Although celestial imaging is one of the keystones in the professional astronomy, it is also very accessible to today's amateurs, even with modest equipment. Astrophotography has rapidly flourished in the past two decades with the development of electronic imaging sensors. Today, having a DSLR and a simple telescope or even just a DSLR it is possible to record some really spectacular stellar views. Some of these records can even be used for scientific purposes. More advanced techniques can utilize specialized cooled cameras, motorised telescopes, colour filters and even online access to remote semi-professional observatories' telescopes. In this section we would like to share some of our astro imaging projects.
An important note - all images here were captured on to sensitive electronic sensors using specialized methodologies, the actual humans eye's view through a telescope's eyepiece will have much less size, detail and colour.
M42 Great Orion Nebula - was taken on 2017-Dec-18 using Nikon D800 DSLR, connected to a motorised Celestron C6R refractor telescope with 150mm aperture. The M42 nebula takes most of the image centre. The nebulosity at the upper left hand corner is the so called "Running Man" M43 nebula.
The Pinwheel Galaxy M101 - captured 2019-Mar-28 using Celestron C6R refractor and Nikon D800. 10x 90 second exposures were taken.
The Cigar (far left), The Bode (center) and The Garland (bottom right) galaxies - captured 2020-Jan-17
The Andromeda Galaxy M31 - captured 2019-Feb-26 using Celestron C6R refractor and Nikon D800.
M13 Great Cluster in Hercules - most spectacular globular star cluster in Northern Hemisphere. One of the oldest objects in our galaxy.
Captured using Celestron C6R 150/1200mm refractor and Nikon D800 camera. 27x 40 second exposures were taken on 2018-Apr-19
The above images are examples of Deep Sky Objects (a celestial objects which are not a part of our Solar System). Such images are normally taken with a camera connected to a prime focus of a motorised telescope, using several long exposures and stacking these individual exposures in to a final image at the post-processing stage. Such approach allows better signal to noise ratio and allows to pull out very weak matters, invisible to the human eye.
The next images are presenting some of our Solar System planets captured through a small to average refractor telescopes. The methodology of Solar System imaging is quite different from capturing DSOs - instead of using long exposures and multi-frames' stacking video recording is used, capturing hundreds or thousands of relatively short exposure frames and stacking them afterwards. The idea behind is to fight our planet's athmosphere (which is often very turbulent) to get as much detail as possible. By capturing so many frames there is a chance to find a clear "window", signal to noise ratio is important as well.
From left to right - Venus, Mars, Jupiter and Saturn. The planets were captured in 2016-2017 using 80mm, 90mm and 150mm (Saturn) aperture refractors.
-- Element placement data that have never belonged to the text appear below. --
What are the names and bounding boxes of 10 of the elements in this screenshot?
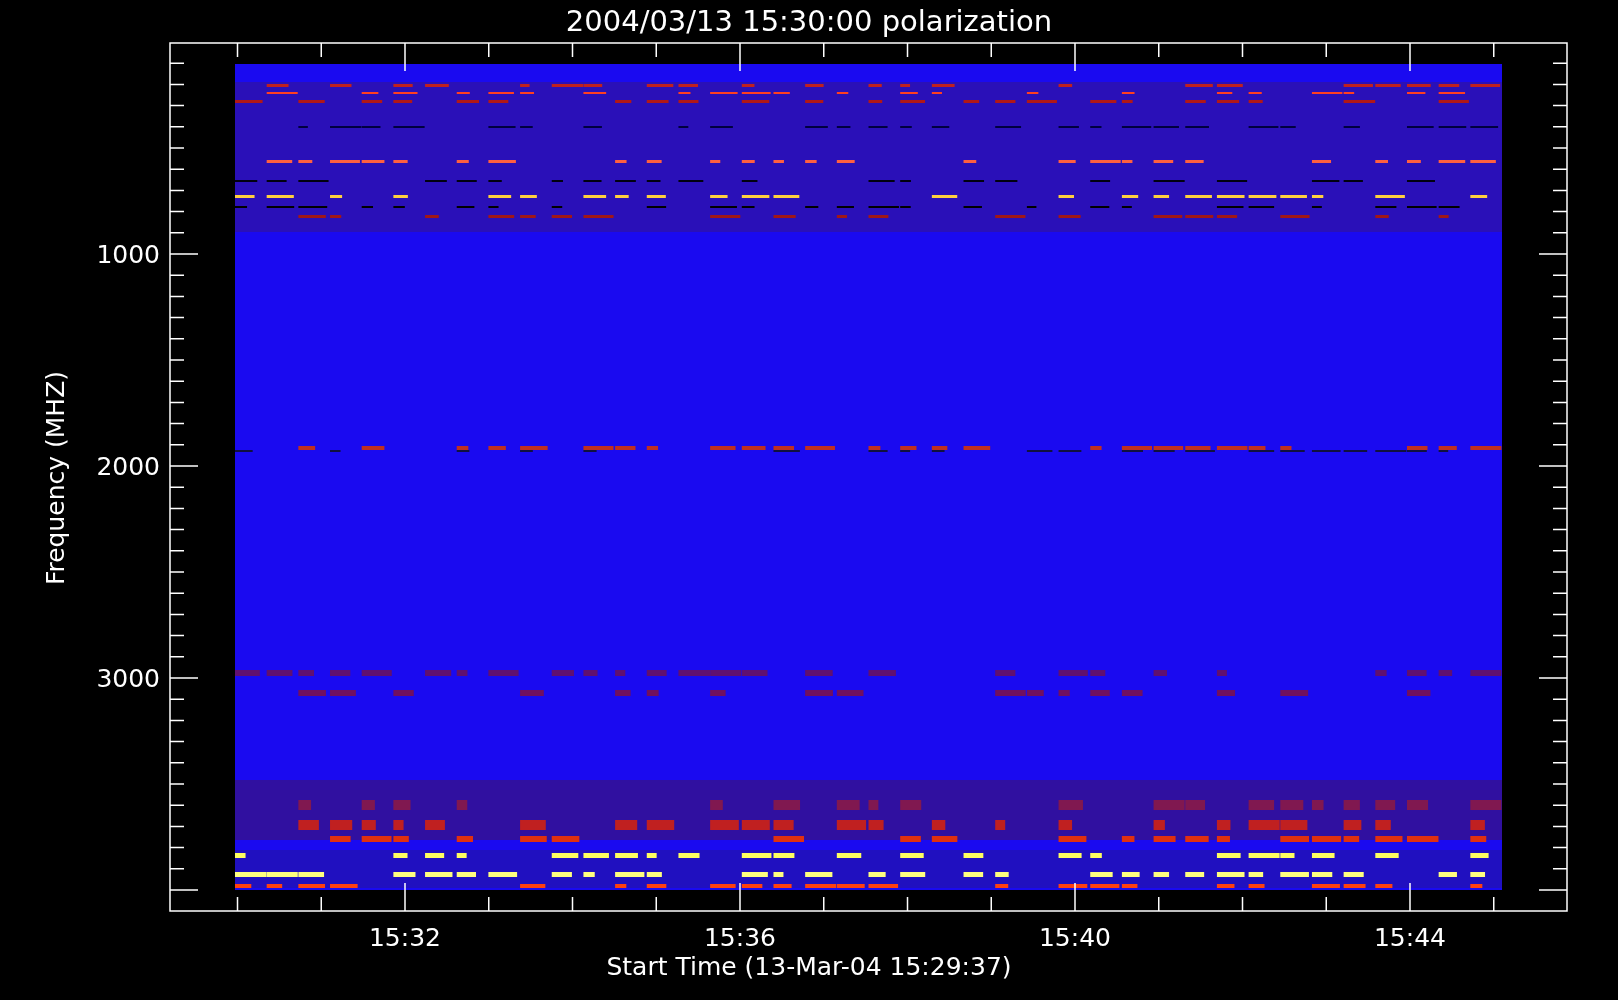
y-tick-label: 2000 [96,452,160,481]
y-tick-label: 1000 [96,240,160,269]
x-tick-label: 15:40 [1039,923,1111,952]
plot-title: 2004/03/13 15:30:00 polarization [565,4,1053,38]
x-tick-label: 15:36 [704,923,776,952]
y-tick-label: 3000 [96,664,160,693]
x-tick-label: 15:32 [369,923,441,952]
x-axis-label: Start Time (13-Mar-04 15:29:37) [606,952,1012,981]
y-axis-label: Frequency (MHZ) [41,370,70,586]
x-tick-label: 15:44 [1374,923,1446,952]
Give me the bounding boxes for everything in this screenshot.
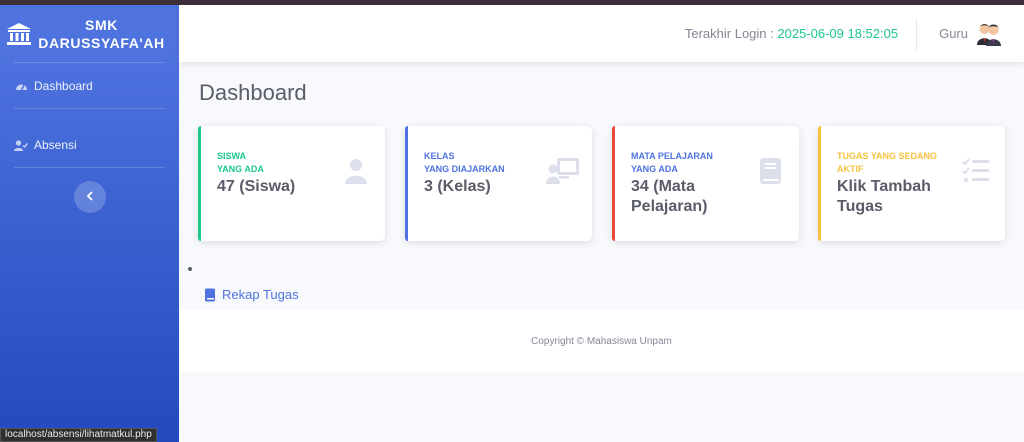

Wider view of Jupiter with some of its moons - Io, Ganimede and Europe.
Animation, made of 3 images, representing the rotation of Mars.
Captured during 2016 Mars opposition on a 90mm refractor.
Rotation of Jupiter, five frames taken within 40 minutes timespan
Although the Earth's Moon can be considered as an easy target, that is not always the case.
To capture the Moon as a high resolution, detailed surface could take a significant effort.
Normally, a series of frames taken to cover a whole surface and then processed in to a single image.
The example of a single frame, taken at another session on 2018-Jan-29
The craters Aristarchus (center, 40km diameter) and Herodotus (immediate left, 35km diameter). The image was taken on a Celestron C6R 150mm refractor.